When the closing bell rang on Monday, US stocks had continued their downward march several weeks ago and were driven largely by the same fears: the impact of US sanctions on Russia for its special military operation in Ukraine.
The Dow Jones fell by 797.42 points on Monday to finish at 32,817.38; the Nasdaq Composite also declined, falling by 482.48 points to finish at 12,830.96; and the S&P 500 fell by 127.78 points to close at 4,201.09.
The price of petroleum continued to rise over the weekend, hitting $130 per barrel of crude before settling at $123 on Monday, as gasoline prices in the US topped $4 per gallon for the first time in 15 years.
Consequently, stocks in petroleum companies increased markedly on Monday, with oil and gas services provider Baker Hughes adding 5% to its stock value. Chevron increased by 1.4% and ExxonMobil by 2%.
“The rise in oil is destabilizing the market,” Jay Hatfield, chief executive and portfolio manager at Infrastructure Capital Advisors, told the Wall Street Journal. “The market is concerned about the war and its impact on US growth and US companies.”
However, bank stocks suffered greatly, with US Bancorp losing 3% of its value and Citigroup down 1.4%. Service companies also declined based on expectations of higher operating costs due to rising gas prices, with McDonald’s, Starbucks and Nike all falling.

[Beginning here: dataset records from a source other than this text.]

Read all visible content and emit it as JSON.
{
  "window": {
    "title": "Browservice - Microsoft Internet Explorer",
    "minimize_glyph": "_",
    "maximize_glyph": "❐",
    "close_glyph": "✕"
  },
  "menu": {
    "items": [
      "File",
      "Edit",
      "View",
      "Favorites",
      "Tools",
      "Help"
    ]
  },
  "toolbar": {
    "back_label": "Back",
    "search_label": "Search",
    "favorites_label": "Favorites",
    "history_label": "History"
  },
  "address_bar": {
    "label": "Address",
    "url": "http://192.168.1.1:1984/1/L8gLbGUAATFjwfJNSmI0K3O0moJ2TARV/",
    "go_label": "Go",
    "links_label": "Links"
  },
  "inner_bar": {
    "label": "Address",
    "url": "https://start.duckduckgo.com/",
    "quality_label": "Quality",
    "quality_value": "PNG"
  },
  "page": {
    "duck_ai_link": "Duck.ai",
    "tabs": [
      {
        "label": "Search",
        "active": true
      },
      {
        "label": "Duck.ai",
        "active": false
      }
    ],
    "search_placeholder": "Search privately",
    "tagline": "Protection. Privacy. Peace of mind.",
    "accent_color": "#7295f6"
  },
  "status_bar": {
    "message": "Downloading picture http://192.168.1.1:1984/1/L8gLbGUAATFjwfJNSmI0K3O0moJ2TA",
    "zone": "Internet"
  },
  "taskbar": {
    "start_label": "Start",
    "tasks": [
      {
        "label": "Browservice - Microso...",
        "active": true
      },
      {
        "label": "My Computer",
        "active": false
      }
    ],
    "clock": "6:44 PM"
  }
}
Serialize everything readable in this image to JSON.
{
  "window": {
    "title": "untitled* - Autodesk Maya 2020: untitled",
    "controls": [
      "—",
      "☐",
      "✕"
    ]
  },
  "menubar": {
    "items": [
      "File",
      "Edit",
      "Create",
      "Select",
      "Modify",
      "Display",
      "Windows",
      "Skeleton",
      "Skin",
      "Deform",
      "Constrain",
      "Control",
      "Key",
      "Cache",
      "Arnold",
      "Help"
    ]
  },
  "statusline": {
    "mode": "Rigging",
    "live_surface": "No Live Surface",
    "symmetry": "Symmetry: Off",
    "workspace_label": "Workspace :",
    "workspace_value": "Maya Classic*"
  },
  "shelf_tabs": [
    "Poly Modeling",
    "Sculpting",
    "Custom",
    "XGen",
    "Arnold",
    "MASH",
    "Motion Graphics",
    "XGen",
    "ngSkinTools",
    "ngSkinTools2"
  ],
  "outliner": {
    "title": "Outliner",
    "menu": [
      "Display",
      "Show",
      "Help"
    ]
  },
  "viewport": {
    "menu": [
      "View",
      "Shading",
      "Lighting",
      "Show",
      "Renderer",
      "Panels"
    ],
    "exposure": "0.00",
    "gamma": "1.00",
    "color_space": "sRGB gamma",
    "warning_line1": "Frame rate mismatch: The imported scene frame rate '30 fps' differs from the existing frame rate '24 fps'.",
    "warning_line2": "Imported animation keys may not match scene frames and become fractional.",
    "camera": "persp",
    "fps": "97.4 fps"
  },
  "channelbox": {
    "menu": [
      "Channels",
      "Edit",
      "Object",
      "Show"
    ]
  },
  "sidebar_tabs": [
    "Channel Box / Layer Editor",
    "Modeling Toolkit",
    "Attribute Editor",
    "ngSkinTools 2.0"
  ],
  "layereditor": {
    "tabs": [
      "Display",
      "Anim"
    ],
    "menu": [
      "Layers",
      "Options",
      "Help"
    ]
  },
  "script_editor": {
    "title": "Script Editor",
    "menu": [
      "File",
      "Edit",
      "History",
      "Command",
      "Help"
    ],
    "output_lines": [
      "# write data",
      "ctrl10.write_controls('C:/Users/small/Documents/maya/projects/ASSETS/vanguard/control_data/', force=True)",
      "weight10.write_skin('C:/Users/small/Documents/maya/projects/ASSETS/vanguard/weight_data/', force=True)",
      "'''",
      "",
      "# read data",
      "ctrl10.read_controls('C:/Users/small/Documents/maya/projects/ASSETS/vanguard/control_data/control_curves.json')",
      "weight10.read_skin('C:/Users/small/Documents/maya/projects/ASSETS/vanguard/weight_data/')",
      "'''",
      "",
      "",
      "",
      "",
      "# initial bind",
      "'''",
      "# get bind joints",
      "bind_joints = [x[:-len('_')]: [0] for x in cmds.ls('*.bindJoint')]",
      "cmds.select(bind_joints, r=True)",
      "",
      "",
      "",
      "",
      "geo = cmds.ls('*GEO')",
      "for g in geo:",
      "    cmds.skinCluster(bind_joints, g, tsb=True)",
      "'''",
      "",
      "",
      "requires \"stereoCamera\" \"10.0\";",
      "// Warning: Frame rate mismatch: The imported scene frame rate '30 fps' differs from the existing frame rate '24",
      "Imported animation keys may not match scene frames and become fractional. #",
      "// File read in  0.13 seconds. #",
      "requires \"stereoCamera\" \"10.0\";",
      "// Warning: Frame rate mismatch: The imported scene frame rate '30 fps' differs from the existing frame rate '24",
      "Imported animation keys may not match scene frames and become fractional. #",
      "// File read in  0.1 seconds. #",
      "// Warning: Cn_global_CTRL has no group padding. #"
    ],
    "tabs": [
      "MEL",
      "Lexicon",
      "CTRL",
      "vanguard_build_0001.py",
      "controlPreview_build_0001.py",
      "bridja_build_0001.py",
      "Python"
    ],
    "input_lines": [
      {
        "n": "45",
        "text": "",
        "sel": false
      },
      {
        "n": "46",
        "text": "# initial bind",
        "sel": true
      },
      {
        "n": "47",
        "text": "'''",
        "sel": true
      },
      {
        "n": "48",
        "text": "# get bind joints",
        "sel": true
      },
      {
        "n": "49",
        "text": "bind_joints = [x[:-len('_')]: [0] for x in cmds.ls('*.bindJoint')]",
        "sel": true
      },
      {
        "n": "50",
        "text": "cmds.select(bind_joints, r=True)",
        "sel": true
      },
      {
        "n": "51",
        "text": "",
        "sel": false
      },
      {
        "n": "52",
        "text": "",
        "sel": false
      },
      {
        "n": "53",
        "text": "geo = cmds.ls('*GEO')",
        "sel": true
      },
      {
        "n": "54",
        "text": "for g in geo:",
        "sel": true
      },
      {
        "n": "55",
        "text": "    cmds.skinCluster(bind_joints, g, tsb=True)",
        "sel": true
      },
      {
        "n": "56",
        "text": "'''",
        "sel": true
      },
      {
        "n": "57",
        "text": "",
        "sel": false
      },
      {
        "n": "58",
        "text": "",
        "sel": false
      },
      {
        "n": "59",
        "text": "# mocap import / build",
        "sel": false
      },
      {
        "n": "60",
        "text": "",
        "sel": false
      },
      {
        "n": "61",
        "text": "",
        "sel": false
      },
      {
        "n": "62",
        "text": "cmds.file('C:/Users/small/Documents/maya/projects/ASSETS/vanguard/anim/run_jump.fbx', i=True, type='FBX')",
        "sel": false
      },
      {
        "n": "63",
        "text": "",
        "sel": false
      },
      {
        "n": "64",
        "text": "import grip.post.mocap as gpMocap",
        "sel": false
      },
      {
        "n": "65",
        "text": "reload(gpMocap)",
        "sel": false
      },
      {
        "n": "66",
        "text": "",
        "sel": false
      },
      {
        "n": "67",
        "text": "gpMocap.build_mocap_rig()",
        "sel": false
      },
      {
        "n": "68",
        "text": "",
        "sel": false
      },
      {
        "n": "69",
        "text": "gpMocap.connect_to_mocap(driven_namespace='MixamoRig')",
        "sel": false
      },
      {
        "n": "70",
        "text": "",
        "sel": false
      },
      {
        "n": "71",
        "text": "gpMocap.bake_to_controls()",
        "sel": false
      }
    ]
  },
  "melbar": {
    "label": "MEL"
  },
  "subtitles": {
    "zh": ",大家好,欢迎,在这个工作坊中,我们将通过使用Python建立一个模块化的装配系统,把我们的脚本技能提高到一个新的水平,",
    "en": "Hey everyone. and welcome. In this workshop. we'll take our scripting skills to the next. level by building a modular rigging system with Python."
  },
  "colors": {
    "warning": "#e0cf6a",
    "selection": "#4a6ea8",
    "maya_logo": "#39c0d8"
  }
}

US sanctions on the Russian economy, which have targeted its financial sector, have caused chaos in markets around the globe, and on Monday, the US and its allies began discussing a possible ban on importing Russian petroleum products – the country’s largest export. Russia provides 40% of European gas.
However, White House spokesperson Jen Psaki said on Monday that “no decision has been made at this point by the president” and offered no timeline on the decision, either.
Biden is reportedly considering a trip to Saudi Arabia to ask the world’s largest oil producer and a close US partner to increase petroleum production to offset the potential loss of Russian gas.
The New York Times also reported on Saturday that US diplomats had headed to Caracas to try and bury the hatchet with Venezuelan President Nicolas Maduro, using the lure of dropping destructive US sanctions to get him to break with Russian President Vladimir Putin, who has long supported the South American state’s stand against US hegemony in the region.
The US has tried for years to oust Maduro from power by supporting a no-name opposition candidate named Juan Guaido, who declared himself the country’s interim leader three years ago.
Some fear that rising oil prices could further fuel rising inflation, which is already at its highest point in 40 years thanks to other operations cost increases caused by the COVID-19 pandemic.
Jim Paulsen, chief investment strategist for the Leuthold Group, told CNBC on Monday that “‘stagflation’ is rapidly becoming the central focus in portfolio strategies,” referring to the 1970s phenomenon caused by Middle Eastern oil exporters imposing an embargo on Western nations who supported Israel in the 1973 war.
“Preparing for slower growth and more persistent inflation is driving investor fears and actions,” the analyst added.